C'est donc avec Mina que Virginie Ledoyen comprend que jouer la comédie est un travail et qu'il pourrait devenir un métier. «Mes parents m'ont beaucoup soutenue, même si leur obsession était que je passe mon bac d'abord.» Encore gamine, Virginie Ledoyen donne la réplique à Michel Piccoli et Marcello Mastroianni dans Le voleur d'enfants (1991) de Christian de Chalonge, avant d'être choisie par Marcel Carné pour interpréter Mouche, un projet coûteux qui restera bloqué pendant des années avant de s'effondrer. Virginie se moque de ce contretemps que n'importe quelle actrice plus âgée aurait considéré comme une catastrophe. Elle en profite pour lire – elle adore les romans anglais du XIXe siècle – et se fabriquer un bon bagage cinéphilique. «Je suis très éclectique dans mes goûts et un peu boulimique. Quand je découvre une œuvre qui me plaît, il me faut voir tous les films du même auteur. Pour des raisons différentes j'aime autant Titanic que Funny games, de Peter Haneke».
A 16 ans, alors qu'elle vient de quitter ses parents pour vivre à Paris, Virginie Ledoyen fait une rencontre déterminante: Olivier Assayas qui lui offre son premier contre-emploi, celui d'une jeune fille désespérée et rebelle dans L'Eau froide. Le cinéaste, bluffé par les dons de la jeune comédienne, la recommande aussitôt à d'autres réalisateurs. Benoît Jacquot d'abord, avec lequel elle tournera deux films Marianne d'après Marivaux et La fille seule; Edward Yang ensuite, jeune cinéaste de Taïwan qui lui écrit sur mesure Mahjong, hélas non distribué en Europe. Claude Chabrol la repère à son tour et lui propose le rôle de la petite bourgeoise massacrée dans La Cérémonie. Seule erreur de parcours, Héroïnes de Gérard Krawcyck, censé lui ouvrir les portes du grand public. «Mais le film m'a beaucoup apporté. Grâce à lui j'ai appris la danse et le play-back. Des atouts qui ont profité à Jeanne… Entretemps, Virginie Ledoyen – dont La fille seule a été présentée au festival de New York – a été sacrée plus grande jeune actrice française par le Time alors que Woody Allen et Abel Ferrera lui ont fait savoir leur désir de travailler avec elle. Elle sourit quand on lui demande à quoi ressemble une vie de 21 ans, dont la moitié passée à faire du cinéma: «Mais ces dix ans de métier, c'est ma vie! Je l'ai choisie et je l'aime.»

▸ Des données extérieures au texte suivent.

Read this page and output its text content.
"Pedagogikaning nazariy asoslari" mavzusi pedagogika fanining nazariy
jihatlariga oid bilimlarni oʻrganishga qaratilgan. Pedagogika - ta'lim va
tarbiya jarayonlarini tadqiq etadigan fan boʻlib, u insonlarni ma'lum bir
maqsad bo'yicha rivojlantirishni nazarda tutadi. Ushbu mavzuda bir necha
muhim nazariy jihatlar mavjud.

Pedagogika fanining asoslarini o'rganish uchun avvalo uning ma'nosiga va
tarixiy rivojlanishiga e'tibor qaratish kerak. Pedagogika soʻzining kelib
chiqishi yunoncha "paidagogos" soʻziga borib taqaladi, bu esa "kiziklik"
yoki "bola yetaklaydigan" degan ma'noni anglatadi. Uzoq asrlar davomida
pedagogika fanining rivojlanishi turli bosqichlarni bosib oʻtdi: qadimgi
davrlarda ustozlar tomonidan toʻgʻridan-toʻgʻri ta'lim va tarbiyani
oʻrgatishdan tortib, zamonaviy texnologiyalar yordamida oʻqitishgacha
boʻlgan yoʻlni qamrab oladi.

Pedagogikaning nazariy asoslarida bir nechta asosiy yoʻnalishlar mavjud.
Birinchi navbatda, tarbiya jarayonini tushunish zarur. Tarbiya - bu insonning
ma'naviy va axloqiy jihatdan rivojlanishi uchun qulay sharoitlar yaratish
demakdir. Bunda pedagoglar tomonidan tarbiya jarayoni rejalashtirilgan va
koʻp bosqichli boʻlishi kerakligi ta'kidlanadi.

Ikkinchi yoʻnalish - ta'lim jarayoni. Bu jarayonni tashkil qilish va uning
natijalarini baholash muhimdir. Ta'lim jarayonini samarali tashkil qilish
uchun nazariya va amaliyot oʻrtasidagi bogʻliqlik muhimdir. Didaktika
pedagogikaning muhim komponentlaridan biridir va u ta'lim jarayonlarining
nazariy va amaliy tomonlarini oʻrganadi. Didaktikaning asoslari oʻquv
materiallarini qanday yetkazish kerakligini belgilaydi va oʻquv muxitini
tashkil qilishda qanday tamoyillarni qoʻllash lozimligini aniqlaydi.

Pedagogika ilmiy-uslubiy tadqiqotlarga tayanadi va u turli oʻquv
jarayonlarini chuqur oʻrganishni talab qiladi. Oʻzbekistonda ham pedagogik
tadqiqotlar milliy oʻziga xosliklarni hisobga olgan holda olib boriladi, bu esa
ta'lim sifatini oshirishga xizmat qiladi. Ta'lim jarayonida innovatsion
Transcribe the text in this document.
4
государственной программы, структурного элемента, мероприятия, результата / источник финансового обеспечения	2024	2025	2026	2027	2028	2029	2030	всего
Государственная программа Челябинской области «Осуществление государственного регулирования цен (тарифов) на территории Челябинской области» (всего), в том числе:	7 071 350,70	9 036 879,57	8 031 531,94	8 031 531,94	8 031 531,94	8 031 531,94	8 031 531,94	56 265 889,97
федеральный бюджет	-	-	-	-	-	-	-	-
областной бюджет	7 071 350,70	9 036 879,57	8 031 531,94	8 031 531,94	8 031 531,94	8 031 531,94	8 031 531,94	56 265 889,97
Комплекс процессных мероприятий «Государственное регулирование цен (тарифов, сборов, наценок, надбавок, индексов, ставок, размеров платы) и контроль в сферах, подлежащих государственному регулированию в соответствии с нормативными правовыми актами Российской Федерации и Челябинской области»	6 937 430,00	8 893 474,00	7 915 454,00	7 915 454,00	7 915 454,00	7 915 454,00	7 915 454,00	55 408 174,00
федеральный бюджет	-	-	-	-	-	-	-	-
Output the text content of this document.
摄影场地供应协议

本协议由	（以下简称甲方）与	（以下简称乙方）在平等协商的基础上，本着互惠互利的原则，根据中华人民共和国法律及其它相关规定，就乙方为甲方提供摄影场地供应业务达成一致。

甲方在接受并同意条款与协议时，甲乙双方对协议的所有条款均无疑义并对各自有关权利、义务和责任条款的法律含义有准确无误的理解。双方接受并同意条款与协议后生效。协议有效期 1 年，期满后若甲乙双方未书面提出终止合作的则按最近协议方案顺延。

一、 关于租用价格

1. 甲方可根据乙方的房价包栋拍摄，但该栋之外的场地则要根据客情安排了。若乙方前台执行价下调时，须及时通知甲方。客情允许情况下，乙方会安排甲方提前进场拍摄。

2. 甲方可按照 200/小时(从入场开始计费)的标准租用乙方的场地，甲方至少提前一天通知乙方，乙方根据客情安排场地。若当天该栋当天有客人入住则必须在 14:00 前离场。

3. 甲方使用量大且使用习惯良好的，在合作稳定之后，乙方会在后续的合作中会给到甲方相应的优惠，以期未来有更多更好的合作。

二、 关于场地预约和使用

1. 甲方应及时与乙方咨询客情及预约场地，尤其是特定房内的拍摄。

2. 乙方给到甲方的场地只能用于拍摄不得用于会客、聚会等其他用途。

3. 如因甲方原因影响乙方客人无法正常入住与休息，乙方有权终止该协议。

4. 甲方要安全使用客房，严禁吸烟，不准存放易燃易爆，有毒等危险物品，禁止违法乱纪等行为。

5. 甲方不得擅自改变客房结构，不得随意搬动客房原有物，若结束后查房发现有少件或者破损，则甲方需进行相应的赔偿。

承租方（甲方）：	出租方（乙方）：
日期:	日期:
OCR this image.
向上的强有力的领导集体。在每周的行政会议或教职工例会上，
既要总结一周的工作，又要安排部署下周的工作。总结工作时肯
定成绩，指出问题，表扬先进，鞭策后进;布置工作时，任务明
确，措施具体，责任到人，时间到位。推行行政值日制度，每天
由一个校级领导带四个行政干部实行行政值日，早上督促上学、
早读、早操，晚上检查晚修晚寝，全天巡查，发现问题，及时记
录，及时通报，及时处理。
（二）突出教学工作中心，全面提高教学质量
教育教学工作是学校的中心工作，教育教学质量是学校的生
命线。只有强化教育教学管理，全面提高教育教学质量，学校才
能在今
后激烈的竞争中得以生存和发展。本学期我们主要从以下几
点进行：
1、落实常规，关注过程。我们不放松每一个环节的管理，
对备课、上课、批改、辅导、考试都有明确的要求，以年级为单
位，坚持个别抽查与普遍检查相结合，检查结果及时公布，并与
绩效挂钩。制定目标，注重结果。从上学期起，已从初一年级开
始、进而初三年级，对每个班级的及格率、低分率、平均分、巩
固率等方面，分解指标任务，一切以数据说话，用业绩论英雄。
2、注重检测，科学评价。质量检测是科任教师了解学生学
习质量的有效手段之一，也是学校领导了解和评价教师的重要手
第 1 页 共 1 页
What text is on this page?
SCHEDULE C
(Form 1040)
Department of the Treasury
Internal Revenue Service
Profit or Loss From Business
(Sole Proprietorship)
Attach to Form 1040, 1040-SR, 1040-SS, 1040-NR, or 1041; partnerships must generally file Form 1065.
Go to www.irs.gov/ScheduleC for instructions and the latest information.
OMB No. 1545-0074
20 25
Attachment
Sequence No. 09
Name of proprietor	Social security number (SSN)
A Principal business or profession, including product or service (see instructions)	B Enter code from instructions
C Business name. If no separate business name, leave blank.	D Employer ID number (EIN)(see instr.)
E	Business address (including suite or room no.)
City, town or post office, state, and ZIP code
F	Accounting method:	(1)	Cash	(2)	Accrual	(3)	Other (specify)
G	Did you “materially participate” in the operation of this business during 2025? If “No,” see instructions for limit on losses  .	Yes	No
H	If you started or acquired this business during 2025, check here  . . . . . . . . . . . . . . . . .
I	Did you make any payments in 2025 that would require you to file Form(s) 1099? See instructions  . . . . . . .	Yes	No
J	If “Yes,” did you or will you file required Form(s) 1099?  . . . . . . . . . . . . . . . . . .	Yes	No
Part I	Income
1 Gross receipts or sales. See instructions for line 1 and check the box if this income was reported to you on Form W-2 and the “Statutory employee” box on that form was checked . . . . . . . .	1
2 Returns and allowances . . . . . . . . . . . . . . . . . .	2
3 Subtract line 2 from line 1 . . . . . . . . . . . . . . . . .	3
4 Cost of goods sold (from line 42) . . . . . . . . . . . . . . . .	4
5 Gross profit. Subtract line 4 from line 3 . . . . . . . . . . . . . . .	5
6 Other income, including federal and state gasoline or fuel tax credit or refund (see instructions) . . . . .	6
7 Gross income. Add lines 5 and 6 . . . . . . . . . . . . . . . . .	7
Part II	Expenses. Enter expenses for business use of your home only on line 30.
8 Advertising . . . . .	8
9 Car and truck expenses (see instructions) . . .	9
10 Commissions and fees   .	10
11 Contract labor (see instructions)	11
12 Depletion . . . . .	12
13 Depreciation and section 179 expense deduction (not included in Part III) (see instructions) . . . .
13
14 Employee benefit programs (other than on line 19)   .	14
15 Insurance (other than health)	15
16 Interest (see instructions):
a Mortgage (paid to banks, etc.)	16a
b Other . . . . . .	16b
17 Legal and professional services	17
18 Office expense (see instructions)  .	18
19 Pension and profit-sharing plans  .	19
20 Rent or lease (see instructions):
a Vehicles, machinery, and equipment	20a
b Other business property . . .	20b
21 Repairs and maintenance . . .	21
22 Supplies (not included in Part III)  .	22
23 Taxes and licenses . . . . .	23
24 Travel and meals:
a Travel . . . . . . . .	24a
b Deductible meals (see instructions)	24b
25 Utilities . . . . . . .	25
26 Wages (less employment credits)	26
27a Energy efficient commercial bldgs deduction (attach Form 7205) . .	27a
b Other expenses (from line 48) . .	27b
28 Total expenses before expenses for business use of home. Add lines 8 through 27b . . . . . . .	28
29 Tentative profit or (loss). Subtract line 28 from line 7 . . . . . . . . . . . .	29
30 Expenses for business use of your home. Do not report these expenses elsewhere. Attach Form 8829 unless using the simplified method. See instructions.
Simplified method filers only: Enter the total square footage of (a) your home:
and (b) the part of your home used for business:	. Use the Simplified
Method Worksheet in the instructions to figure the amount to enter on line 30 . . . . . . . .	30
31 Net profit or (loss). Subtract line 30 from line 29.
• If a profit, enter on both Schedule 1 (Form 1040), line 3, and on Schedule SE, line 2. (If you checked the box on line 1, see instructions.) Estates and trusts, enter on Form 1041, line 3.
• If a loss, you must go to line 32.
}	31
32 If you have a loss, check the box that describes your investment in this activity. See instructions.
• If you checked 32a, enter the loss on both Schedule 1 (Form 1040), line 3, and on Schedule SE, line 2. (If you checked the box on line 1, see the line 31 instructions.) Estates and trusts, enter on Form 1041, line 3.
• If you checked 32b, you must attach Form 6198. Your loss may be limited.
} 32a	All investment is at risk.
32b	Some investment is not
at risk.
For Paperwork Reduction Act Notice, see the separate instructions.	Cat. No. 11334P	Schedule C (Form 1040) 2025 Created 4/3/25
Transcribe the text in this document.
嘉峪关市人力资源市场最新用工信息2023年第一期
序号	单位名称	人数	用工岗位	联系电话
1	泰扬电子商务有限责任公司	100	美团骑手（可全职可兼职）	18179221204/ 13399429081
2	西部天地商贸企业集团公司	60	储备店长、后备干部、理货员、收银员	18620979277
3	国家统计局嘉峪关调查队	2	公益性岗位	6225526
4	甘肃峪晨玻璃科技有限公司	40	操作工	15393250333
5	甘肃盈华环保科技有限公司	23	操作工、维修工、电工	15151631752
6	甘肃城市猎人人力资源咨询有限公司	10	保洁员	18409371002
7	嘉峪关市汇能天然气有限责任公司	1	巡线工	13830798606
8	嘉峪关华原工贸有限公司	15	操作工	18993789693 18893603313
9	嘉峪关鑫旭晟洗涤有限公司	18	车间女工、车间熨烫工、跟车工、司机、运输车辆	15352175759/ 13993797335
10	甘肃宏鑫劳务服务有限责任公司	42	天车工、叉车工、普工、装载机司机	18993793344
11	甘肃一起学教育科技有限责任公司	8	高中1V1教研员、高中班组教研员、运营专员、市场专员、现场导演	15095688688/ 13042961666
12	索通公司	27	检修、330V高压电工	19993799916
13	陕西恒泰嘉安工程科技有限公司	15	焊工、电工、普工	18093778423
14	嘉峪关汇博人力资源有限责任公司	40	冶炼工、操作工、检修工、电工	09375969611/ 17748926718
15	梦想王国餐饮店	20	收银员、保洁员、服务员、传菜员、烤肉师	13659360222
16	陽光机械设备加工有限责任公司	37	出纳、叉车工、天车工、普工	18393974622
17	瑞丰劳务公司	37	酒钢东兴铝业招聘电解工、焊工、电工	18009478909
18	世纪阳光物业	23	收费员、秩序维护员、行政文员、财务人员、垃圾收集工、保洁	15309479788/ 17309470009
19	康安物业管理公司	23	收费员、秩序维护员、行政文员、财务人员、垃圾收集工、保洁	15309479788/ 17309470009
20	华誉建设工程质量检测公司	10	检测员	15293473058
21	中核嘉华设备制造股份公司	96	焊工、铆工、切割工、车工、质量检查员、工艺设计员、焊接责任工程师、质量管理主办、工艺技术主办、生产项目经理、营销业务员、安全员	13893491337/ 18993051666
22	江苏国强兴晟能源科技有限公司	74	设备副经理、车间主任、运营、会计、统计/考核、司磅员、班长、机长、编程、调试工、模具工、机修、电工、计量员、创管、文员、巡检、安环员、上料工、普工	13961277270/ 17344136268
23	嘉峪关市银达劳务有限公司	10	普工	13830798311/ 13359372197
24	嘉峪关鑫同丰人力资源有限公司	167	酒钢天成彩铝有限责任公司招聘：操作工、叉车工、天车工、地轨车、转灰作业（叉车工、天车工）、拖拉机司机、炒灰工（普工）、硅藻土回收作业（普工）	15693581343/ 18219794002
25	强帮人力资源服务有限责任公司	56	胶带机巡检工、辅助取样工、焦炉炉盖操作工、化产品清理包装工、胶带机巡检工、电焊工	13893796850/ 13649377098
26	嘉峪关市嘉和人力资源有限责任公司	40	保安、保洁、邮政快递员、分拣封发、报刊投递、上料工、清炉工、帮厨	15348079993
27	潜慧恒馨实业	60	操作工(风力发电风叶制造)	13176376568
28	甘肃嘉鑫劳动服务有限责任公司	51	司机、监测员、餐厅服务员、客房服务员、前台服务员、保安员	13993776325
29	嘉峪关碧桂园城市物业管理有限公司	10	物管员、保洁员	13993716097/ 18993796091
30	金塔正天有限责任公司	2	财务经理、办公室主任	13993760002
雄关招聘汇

Certains la comparent déjà à Jeanne Moreau pour la qualité de sa filmographie; d'autres à Isabelle Huppert («Elles ont la même manière d'appeler le gros plan» dit Benoît Jacquot), d'autres encore à Catherine Deneuve ou à Brigitte Bardot dont elle a pris le meilleur: la grâce d'un corps qui danse et joue comme il respire. D'ailleurs, hormis un second film avec Olivier Assayas (Regrets), elle s'apprête à tourner, sous la direction de Pierre Jolivet, le remake d'En cas de malheur où BB fit scandale. «Toutes ces références me flattent, mais j'ai la faiblesse de croire qu'un acteur, comme un être humain, reste unique.»
Unique en tout cas sa manière de prendre congé des journalistes: au lieu de leur serrer la main, Mlle Ledoyen leur colle deux baisers sur la joue.